Boa parte da inteligência nacional colonizada pela direita transformou a crítica ao investimento público num senso comum. É da natureza da política essa aparente naturalização de uma opção em detrimento de outras quando discutimos perspectivas divergentes sobre um mesmo problema. Aí a esquerda só pode queixar-se da sua própria incompetência, já que não tem conseguido romper com o basismo da direita na fobia ao investimento público. Porque essa fobia nada tem a ver com custos, mas sim com opções políticas.

Vem isto a propósito do anúncio do Governo em relação à «definitiva» suspensão do TGV. Tenho sérias dúvidas que haja uma efectiva suspensão, perspectivando-se antes uma inaceitável transferência de fundos para privilegiar Sines em detrimento de outras opções, em particular no Norte, mas vamos situar-nos no abandono do projecto tal como o conhecemos.

A comparticipação estimada do Estado português para este projecto situava-se em 700 milhões de euros, que teria um apoio comunitário de mais 700 milhões. Entre outros pagamentos, a decisão da suspensão vai implicar uma indemnização à Soares da Costa superior a 260 milhões de euros.

Ora, poupando hipoteticamente pouco mais de 400 milhões, o Governo abdica de injectar 1.400 milhões de euros na economia portuguesa com um impacto estimado muito superior àquele valor: criação de milhares de postos de trabalho ao longo de vários anos com consequente retorno fiscal, poupança em prestações sociais e desagravamento de novos desempregados, criação de novas empresas em cadeia, dinamização da indústria e da construção nacionais, reforço das redes de investigação e desenvolvimento na Academia e no sector privado, garantia de portfolio para as empresas portuguesas concorrerem projectos semelhantes noutros países, ligação de Portugal à rede europeia de alta velocidade, redução dos custos de contexto, entre muitas outras externalidades.

Os mais cínicos irão sempre criticar o carácter «faraónico» do projecto sem saberem bem do que falam, apontando o exemplo das companhias de aviação low cost que não são concorrenciais com o TGV, que são dependentes da volátil evolução do petróleo a 10, 20, 30 anos, que também existem nos países ligados pelo TGV para lá da periferia em que querem manter Portugal e que certamente não conseguem, até ver, substituir as cadeiras dos passageiros pela inserção na cadeia logística e assegurar assim o transporte pesado das nossas empresas e portos para o mercado/interfaces na Europa.

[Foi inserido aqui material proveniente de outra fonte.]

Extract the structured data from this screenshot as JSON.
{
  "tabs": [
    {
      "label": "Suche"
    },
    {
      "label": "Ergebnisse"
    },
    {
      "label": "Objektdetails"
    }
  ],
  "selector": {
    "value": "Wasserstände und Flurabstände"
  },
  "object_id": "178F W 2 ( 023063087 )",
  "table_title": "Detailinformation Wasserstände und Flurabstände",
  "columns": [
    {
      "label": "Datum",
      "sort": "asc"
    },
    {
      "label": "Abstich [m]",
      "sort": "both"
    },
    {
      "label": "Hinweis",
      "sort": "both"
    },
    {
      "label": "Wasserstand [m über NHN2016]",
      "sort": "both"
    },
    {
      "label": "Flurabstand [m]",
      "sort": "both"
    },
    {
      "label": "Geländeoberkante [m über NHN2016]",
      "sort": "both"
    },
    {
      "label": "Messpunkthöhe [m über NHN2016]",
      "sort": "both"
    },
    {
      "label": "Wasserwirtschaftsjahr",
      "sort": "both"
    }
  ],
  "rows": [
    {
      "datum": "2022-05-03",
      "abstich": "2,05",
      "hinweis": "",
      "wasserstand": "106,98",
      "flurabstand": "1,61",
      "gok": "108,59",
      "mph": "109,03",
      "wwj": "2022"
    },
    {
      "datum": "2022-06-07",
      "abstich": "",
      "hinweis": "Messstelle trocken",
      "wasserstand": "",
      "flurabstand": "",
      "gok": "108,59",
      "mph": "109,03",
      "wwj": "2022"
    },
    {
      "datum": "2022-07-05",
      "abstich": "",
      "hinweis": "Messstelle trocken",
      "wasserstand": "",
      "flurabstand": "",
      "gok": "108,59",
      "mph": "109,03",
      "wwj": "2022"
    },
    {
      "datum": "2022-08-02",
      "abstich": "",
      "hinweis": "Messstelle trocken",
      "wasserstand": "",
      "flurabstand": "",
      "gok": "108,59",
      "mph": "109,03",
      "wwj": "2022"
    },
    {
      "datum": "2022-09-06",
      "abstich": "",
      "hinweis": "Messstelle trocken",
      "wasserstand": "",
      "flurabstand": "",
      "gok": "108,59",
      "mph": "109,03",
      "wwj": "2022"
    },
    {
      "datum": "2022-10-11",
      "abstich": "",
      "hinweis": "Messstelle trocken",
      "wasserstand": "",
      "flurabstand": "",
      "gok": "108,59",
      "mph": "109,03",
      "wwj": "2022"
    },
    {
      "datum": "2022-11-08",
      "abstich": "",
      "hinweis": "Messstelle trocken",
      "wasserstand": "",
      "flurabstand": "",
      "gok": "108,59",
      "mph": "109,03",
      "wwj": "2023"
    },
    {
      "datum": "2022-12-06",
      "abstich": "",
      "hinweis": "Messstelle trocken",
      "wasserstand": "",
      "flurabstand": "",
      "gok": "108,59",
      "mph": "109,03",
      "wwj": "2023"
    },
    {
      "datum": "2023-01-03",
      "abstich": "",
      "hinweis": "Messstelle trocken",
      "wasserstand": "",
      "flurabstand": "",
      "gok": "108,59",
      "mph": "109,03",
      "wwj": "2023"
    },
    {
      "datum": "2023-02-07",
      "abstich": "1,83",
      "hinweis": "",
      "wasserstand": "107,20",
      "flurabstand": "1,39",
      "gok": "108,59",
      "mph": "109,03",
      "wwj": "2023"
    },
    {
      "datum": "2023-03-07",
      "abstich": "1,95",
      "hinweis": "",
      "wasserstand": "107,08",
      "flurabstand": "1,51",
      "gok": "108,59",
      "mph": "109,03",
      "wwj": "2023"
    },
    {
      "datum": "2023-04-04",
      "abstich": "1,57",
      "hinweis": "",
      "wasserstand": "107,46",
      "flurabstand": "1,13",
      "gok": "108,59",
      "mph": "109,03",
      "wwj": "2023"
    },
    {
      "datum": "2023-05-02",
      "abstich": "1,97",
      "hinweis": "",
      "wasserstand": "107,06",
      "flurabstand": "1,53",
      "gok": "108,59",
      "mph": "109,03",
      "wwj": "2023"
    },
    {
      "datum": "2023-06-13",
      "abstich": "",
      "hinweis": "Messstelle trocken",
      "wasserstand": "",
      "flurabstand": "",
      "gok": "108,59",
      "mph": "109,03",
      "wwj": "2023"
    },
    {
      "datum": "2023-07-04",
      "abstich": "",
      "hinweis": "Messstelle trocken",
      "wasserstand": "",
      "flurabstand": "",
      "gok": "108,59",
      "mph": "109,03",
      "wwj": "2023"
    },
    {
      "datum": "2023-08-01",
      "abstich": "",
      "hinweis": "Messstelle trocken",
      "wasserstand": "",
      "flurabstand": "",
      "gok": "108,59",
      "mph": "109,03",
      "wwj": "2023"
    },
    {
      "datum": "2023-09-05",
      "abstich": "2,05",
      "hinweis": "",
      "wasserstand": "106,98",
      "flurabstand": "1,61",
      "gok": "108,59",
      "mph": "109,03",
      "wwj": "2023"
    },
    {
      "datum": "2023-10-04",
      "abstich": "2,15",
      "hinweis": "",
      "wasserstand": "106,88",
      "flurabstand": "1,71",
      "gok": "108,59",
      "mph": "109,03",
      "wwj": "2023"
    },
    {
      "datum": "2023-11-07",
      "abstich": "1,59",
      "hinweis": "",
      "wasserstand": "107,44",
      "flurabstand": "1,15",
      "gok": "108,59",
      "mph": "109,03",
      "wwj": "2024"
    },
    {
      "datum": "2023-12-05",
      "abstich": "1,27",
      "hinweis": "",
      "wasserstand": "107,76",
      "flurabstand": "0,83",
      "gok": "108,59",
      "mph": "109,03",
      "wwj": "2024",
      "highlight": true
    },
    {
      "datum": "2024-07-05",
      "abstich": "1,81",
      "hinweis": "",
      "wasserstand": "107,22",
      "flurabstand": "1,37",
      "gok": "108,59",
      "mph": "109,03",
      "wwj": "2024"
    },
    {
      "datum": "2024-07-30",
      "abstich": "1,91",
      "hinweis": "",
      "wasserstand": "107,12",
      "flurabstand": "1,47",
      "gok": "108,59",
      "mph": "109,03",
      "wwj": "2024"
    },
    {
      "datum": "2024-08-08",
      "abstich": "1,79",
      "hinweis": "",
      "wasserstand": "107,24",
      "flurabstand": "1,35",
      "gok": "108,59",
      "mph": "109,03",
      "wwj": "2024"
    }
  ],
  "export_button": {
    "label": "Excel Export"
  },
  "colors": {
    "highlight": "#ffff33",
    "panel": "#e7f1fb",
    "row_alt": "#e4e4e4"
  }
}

TGV: Portugal na periferia
TGV: Portugal na periferia

Na melhor das hipóteses académicas, tudo isto é feito poupando o equivalente ao que receberíamos em 2 anos de dividendos na EDP se o Governo não tivesse vendido a empresa nos termos em que o fez. Em perspectiva, é disso que se trata. O abandono do TGV, à semelhança de outras decisões, tem passado incólume numa opinião pública formatada pelas ideias dominantes deste Governo, que são também as ideias dominantes deste tempo. Nem por isso deixam de ser um atentado à nossa economia e à nossa inteligência.